Август в Крыму начался очень мягко, даже ласково. Я лежал прямо на траве в саду и смотрел, как качаются ветки старой груши, отчего по земле бегала сеть теней. Отпуск мой Яковлев продлил, и мне оставалось честно его отгуливать – уже вторую неделю я только и делал, что сидел в море, гулял по берегу или, не думая ни о чем, отдыхал в саду.
Хип сказала, что ее отсутствия на радиостанции никто и не заметил – дела там шли не сказать чтоб знаменито, и станция уже начинала держаться в основном за счет чистого энтузиазма работников. Передачу просто возобновили, и ласковыми, теплыми вечерами я слушал веселый голос Хип, буквально ушедшей в свое увлечение. Девушка немного грустила, но взглядов на север я уже не замечал – синдром Зоны, видимо, на некоторое время отступил, и мы снова вернулись к югу, кипарисам, маленькому прохладному бассейну и морскому прибою. Изредка я заходил к соседям. Зотовы еще не переехали, их дом не был готов, но мне нравилось смотреть, как растут стены, ложатся стропила крыши, а маленький японский экскаватор заканчивает котлован под бассейн. «Аквариум» по тихой, негласной договоренности между мной и Яковлевым оформили на Профа, о чем он не должен был догадаться. Штуковина ушла за рубеж, Институт получил оборудование и какие-то совершенно удивительные деньги, и Яковлев приложил все усилия к тому, чтобы крошечная часть от них конвертировалась в пусть небольшой, но уютный, оборудованный дом по соседству с нами. Учитывая, что один из биологических филиалов переехал в Симферополь, Зотову теперь можно было особо и не отлучаться от моря надолго. И климат местный, помнится, ему нравился, и компания. Вот и пусть будут в шаговой доступности.
Тихо тренькнул звонок калитки. Я неохотно поднялся и пошел открывать. Посыльный, передавая мне тяжелый конверт, попросил расписаться в доставке, и я, подмахнув бланк, пошел в дом, аккуратно отклеивая полоску бумаги. Внутри оказался рекламный проспект в ярких таких, глянцевых тонах, с синим небом, узорчатыми, витыми домами и большим белым кораблем на горизонте.
«Круиз. Черное и Средиземное моря. Турция, Крит, Греция, Италия, Франция, Испания».
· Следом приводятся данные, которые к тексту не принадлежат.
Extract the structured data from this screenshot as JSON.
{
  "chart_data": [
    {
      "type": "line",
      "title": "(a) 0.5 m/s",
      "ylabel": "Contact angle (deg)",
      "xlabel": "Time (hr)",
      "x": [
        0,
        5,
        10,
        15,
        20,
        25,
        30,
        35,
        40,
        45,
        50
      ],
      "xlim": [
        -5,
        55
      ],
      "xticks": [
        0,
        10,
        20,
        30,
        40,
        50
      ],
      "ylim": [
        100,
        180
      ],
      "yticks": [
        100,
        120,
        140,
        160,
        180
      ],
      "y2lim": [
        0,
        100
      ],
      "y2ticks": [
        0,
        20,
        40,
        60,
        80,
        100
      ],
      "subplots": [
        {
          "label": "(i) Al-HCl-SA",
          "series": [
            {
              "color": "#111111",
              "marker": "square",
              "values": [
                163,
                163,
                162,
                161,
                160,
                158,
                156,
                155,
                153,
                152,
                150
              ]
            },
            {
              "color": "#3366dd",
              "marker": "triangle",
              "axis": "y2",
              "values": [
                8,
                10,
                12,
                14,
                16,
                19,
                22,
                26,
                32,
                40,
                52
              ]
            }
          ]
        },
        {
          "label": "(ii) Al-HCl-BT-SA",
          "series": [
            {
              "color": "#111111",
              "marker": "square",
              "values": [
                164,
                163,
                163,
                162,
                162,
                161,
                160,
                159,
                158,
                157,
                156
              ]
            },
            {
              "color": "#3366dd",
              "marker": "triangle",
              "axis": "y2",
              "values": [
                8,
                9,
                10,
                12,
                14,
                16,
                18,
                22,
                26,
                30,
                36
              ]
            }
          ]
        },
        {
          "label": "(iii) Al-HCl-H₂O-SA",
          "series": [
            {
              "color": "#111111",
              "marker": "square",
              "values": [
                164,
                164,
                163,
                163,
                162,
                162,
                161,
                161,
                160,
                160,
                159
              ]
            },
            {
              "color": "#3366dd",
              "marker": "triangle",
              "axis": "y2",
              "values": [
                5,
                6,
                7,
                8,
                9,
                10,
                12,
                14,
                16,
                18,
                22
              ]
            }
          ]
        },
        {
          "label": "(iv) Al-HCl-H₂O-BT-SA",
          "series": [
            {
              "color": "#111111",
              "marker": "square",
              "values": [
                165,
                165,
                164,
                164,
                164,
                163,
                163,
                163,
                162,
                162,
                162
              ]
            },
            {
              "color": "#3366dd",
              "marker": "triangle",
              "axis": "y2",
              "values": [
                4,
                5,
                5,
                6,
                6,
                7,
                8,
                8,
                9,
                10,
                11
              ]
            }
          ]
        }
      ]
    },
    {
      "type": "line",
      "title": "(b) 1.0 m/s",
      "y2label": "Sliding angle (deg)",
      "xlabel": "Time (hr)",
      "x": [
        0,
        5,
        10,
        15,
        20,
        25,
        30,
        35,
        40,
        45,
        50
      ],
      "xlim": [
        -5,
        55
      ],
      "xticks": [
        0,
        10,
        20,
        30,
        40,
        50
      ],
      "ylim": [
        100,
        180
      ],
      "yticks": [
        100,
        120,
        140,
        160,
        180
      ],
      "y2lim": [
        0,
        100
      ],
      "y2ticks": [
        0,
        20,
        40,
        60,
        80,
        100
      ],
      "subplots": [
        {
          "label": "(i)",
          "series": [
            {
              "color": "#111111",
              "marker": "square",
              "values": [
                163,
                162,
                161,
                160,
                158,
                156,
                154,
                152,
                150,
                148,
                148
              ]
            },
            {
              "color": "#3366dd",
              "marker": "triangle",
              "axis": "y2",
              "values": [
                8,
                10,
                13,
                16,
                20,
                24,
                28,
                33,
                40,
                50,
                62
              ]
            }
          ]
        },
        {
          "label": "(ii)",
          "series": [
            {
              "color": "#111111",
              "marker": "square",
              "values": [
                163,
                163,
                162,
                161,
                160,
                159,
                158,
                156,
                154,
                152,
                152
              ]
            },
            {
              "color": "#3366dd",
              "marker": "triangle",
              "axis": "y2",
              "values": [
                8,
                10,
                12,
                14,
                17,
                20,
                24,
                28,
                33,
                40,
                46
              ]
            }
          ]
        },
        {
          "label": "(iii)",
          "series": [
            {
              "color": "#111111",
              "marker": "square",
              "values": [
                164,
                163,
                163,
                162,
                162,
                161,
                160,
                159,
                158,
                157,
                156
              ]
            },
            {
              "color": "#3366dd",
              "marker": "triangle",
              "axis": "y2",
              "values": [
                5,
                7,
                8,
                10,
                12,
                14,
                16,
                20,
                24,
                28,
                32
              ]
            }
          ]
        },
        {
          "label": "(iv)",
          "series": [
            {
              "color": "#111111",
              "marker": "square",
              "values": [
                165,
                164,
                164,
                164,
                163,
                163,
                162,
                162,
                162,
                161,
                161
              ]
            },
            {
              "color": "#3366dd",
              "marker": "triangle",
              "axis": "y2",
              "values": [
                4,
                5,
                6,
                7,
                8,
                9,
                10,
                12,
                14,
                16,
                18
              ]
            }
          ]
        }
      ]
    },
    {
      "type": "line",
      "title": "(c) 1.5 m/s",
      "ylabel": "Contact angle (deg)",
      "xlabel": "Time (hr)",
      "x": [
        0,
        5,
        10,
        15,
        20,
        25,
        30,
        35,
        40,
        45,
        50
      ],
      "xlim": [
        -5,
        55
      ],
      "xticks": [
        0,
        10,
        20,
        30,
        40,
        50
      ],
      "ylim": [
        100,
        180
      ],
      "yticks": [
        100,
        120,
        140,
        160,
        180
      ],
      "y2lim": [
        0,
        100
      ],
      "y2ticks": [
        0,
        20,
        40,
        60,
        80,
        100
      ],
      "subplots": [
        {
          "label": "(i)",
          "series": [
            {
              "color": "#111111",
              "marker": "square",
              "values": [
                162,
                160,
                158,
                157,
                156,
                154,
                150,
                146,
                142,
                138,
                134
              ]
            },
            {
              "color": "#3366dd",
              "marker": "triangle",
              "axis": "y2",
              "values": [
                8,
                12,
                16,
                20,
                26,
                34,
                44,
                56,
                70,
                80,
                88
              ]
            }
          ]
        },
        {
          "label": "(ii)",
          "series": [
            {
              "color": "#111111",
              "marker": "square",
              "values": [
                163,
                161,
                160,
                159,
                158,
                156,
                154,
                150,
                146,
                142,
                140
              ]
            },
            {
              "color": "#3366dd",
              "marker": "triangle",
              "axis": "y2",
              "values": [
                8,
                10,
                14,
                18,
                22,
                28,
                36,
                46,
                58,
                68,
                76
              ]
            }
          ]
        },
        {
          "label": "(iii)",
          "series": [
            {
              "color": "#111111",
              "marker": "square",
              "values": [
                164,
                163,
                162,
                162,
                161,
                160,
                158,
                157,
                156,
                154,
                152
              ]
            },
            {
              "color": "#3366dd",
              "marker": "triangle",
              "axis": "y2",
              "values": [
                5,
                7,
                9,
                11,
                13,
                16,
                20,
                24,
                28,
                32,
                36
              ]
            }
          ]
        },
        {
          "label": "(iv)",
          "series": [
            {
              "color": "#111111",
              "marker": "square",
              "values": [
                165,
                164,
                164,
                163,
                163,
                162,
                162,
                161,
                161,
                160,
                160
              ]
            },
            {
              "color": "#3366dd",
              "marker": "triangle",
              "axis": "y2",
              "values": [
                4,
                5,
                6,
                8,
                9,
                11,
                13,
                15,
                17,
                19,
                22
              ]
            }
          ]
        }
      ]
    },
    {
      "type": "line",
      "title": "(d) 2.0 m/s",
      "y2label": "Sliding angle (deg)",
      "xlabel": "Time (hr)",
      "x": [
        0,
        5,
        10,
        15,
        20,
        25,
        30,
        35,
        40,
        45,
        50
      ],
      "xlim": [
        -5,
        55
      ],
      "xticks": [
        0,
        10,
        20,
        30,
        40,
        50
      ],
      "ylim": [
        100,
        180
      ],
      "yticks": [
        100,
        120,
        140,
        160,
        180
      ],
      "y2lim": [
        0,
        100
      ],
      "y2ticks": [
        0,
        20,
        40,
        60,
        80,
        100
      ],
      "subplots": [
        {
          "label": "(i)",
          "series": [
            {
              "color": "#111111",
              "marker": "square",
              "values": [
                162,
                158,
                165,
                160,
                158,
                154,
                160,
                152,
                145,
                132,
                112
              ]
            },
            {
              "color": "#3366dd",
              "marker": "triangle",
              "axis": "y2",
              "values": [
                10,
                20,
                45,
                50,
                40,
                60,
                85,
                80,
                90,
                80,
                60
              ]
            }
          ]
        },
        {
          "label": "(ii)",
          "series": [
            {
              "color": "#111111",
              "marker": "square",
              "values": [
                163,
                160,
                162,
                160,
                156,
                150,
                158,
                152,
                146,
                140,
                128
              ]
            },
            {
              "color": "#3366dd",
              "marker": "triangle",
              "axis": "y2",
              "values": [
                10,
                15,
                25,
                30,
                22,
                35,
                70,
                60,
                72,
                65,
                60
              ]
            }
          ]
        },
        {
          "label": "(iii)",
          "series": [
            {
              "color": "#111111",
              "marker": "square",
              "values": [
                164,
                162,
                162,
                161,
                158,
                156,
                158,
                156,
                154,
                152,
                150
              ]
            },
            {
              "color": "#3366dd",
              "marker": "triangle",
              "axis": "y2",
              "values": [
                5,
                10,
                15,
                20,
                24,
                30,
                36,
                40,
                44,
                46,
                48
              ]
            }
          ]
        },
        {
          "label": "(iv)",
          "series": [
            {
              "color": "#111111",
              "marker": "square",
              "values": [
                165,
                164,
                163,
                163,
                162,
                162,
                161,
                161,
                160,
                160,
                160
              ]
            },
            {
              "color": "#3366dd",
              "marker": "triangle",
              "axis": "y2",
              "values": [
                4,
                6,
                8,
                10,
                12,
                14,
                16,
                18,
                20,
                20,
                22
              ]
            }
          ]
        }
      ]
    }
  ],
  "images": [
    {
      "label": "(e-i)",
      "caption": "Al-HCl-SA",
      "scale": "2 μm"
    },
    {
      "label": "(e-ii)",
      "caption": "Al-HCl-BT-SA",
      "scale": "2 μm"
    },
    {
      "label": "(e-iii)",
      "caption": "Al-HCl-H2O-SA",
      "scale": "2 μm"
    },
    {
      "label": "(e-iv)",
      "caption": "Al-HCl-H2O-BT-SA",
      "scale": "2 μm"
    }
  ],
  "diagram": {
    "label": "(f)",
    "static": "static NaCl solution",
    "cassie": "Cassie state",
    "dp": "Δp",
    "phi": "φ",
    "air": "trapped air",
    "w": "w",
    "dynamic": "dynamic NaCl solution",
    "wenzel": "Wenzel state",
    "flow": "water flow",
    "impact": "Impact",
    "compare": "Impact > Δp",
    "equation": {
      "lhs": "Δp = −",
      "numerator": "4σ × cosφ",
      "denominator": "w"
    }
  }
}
И два цветастых, ярких билета на наши имена.
И маленький листок за ними, вырванный из органайзера.
«Спасибо. С приветом, Гавриил».
Хип в желтом, солнечно-ярком купальнике устроилась рядом со мной. На верхней палубе, у бассейна, было жарковато, но от стажера повеяло яркой водяной свежестью. Я сидел в шезлонге, раскрыв уже много раз пересмотренный альбом. Это, наверное, я… Пенка как-то разом отошла от палок-огуречиков, и на листе, довольно своеобразно, даже красиво был нарисован портрет. Рисунок ни в коем случае не был умелым, но в нем чувствовалось что-то, что заставляло просматривать альбом снова и снова. А вот и Хип, в профиль, и в ее руках Скарлетт. Похожа… факт, похожа. Многоэтажки Москвы – даже тень есть, прорисована тщательной штриховкой. Проф идет, несет в руке детектор, а вдалеке собаки… Солнце, свет сквозь тучи вечерний, почему-то темно-синим карандашом. И сердце, хорошо, тщательно выведенное, в груди улыбающейся девочки с длинной рукой. Сердце на последней странице альбома. Сердце на память.
И снова подкатило к горлу, и снова небольшой волной пробежалась по синеве испанского неба непрошеная жгучая влага. Скажу Хип, что попало крошкой соли от сильного морского ветра. По крайней мере она мне так вчера говорила, тоже листая альбом Пенки.
Я убрал его в непромокаемый мягкий чехол, застегнул молнию и откинулся в кресле, чувствуя, как греет южное, уже чуть другое солнце. Приятное расслабление потихоньку начало превращаться в сон. Нащупав прохладную ладошку стажера, я глубоко вдохнул и надвинул на закрытые глаза солнечные очки. И тут рука Хип вздрогнула одновременно с моей.